Brasstown, N.C. John C. Campbell Folk School

The John C. Campbell Folks School offers classes in traditional and contemporary arts, craft, folk music, folk dance, gardening, nature studies, literature, and folklore. Through decades of documentation, research and fieldwork with traditional Appalachian culture bearers, the folk school offers radio programs, CDs, public presentations and publications.

Cullowhee, N.C. Mountain Heritage Center, Western Carolina University

Western Carolina University studies, documents, and interprets the culture and history of southern Appalachia and presents live traditional craft demonstrations and musical performances and publishes Appalachian-themed books and musical recordings.

Cherokee, N.C. Museum of the Cherokee Indian

The Museum of the Cherokee Indian represents the Eastern Band of Cherokee Indians, North Carolina’s federally recognized tribe. It documents and preserves Cherokee history, culture, and stories through permanent and changing exhibits, workshops, festivals, and special educational programs. The Museum of the Cherokee Indian is one of the most visited and successful tribal museums in the U.S.

Greensboro, N.C. NC Folk Festival (North Carolina Artisan Area)

Every year, the North Carolina Folk Festival celebrates the music, crafts, and storytelling traditions that are thriving in our state. Through performances, workshops, and artist demonstrations, the Festival shines a light on master artists from our region.

Seagrove, N.C. North Carolina Pottery Center

Opened in 1998 in Seagrove where pottery making has a 200-year history, the N.C. Pottery Center promotes awareness and appreciation of the history, heritage, and ongoing tradition of pottery making in North Carolina through exhibitions, educational programs, collection and preservation.

Columbia, N.C. Pocosin Arts

Located on the banks of the Scuppernong River amid the natural beauty of Pocosin Lakes National Wildlife Refuge, Pocosin Arts connects traditional arts to nature through interdisciplinary arts classes for adults and youth.

Cherokee, N.C. Qualla Arts & Crafts Mutual

Considered one of the most outstanding Native American owned and operated craft cooperatives in America, Qualla Arts and Crafts was founded in 1946 and showcases the works of over 250 members.
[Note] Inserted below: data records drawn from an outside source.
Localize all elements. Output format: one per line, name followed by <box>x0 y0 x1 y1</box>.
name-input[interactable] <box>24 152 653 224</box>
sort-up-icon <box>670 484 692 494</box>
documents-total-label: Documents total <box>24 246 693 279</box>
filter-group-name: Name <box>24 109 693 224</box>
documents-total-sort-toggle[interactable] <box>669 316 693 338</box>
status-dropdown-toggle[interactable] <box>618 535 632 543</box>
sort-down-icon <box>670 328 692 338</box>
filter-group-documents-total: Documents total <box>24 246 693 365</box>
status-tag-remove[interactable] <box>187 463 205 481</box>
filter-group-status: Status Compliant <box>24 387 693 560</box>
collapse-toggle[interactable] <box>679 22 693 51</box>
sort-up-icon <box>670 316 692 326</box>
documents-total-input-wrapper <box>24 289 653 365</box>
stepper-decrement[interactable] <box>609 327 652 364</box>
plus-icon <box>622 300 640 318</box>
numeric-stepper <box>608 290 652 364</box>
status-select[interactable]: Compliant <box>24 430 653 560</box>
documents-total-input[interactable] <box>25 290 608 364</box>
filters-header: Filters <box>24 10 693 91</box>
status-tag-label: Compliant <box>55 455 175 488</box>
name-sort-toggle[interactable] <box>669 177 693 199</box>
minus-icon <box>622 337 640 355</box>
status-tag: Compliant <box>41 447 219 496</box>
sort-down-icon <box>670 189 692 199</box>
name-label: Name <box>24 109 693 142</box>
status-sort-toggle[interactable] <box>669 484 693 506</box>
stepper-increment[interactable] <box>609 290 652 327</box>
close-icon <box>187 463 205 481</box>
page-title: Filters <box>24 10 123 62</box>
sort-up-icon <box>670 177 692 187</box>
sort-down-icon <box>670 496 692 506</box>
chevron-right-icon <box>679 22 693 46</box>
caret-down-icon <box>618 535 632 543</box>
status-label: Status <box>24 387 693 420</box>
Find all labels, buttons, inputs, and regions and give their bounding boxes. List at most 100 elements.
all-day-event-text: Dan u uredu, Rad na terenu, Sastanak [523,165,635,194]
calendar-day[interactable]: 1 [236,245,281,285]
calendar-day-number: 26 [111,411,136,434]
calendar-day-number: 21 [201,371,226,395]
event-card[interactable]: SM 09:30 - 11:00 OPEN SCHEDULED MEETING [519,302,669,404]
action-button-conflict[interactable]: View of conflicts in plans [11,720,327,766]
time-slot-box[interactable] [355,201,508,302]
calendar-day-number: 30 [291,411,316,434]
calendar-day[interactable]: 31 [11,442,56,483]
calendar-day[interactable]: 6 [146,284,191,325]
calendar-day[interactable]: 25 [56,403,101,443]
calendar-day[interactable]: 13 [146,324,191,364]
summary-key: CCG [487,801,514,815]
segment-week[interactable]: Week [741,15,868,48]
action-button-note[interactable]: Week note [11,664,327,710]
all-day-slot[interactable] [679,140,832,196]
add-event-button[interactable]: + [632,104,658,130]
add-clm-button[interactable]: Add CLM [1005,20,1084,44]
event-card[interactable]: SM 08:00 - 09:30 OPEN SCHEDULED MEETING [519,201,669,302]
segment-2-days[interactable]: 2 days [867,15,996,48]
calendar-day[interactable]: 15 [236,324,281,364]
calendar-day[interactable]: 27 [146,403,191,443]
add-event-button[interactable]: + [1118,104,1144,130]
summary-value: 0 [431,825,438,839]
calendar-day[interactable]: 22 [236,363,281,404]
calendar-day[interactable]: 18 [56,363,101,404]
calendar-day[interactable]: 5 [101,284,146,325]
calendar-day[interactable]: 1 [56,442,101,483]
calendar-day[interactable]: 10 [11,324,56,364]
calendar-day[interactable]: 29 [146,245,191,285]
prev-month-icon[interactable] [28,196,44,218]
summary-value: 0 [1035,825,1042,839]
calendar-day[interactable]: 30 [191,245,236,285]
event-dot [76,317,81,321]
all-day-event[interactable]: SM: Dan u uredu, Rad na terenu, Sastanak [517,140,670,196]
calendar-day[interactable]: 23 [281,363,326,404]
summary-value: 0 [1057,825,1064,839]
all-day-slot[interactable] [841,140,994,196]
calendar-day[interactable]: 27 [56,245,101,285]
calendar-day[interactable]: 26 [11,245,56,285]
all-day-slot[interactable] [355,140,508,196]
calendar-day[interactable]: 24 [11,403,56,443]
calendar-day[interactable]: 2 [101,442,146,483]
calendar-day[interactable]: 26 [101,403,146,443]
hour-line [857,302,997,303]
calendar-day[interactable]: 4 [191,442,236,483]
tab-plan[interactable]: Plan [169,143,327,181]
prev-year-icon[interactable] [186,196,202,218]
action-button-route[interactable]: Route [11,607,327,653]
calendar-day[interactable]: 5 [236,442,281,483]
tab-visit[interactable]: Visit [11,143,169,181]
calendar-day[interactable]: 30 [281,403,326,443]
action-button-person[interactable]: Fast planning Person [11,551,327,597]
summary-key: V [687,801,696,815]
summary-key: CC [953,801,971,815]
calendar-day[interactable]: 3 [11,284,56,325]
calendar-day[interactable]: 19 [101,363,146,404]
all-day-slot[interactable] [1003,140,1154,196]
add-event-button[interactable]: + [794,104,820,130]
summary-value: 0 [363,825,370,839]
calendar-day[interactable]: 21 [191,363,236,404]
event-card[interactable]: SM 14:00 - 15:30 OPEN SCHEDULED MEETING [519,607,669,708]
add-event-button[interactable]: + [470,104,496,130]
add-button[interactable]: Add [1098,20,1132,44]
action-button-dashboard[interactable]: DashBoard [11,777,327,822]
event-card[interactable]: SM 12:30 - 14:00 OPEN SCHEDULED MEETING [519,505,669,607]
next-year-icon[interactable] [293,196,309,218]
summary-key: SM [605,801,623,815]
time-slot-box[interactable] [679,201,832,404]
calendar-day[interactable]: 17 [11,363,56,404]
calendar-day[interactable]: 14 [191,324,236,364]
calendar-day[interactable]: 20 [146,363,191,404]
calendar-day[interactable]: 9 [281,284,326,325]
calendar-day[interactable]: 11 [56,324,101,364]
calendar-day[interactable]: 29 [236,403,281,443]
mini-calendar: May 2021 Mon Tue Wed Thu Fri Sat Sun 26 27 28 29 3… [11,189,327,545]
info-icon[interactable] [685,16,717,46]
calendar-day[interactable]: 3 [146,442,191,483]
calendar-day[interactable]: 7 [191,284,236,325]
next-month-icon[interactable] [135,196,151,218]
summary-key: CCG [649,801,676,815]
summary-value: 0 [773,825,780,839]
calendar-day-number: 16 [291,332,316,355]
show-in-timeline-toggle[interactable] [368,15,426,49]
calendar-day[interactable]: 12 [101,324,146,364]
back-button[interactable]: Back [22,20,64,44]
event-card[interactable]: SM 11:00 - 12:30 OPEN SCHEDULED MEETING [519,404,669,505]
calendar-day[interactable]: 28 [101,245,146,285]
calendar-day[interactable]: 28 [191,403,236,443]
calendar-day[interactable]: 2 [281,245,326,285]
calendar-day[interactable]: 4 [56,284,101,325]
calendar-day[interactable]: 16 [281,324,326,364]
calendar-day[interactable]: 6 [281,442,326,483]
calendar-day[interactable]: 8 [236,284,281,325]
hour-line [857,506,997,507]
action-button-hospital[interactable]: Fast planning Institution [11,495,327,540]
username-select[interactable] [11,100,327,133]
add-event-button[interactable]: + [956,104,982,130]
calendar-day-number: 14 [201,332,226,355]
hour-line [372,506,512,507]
The gallery upholds a standard of excellence when it comes to the traditional arts and crafts of the Eastern Cherokee with baskets, pottery, wood and stone carving, beadwork, and more.

Robbinsville. N.C. Stecoah Valley Cultural Arts Center

Stecoah Valley Cultural Arts Center now offers over 20 programs to approximately 10,000 people annually. The Center brings music to the mountains through the summer performing arts series An Appalachian Evening, as well as the Annual Harvest Festival and other events. Additionally, the Stecoah Artisans Gallery provides sales promotion and support for local and regional artists.

Kenly, N.C. Tobacco Farm Life Museum

The Tobacco Farm Life Museum opened in 1983 by a group of local families who wanted to preserve the personal and special history of the Eastern North Carolina flu-cured tobacco farm family for future generations.

Wilson, N.C. Vollis Simpson Whirligig Park & Museum

The Vollis Simpson Whirligig Park opened in downtown Wilson in November 2017 and features 30 whimsical and massive whirligigs created by local folk artist Vollis Simpson.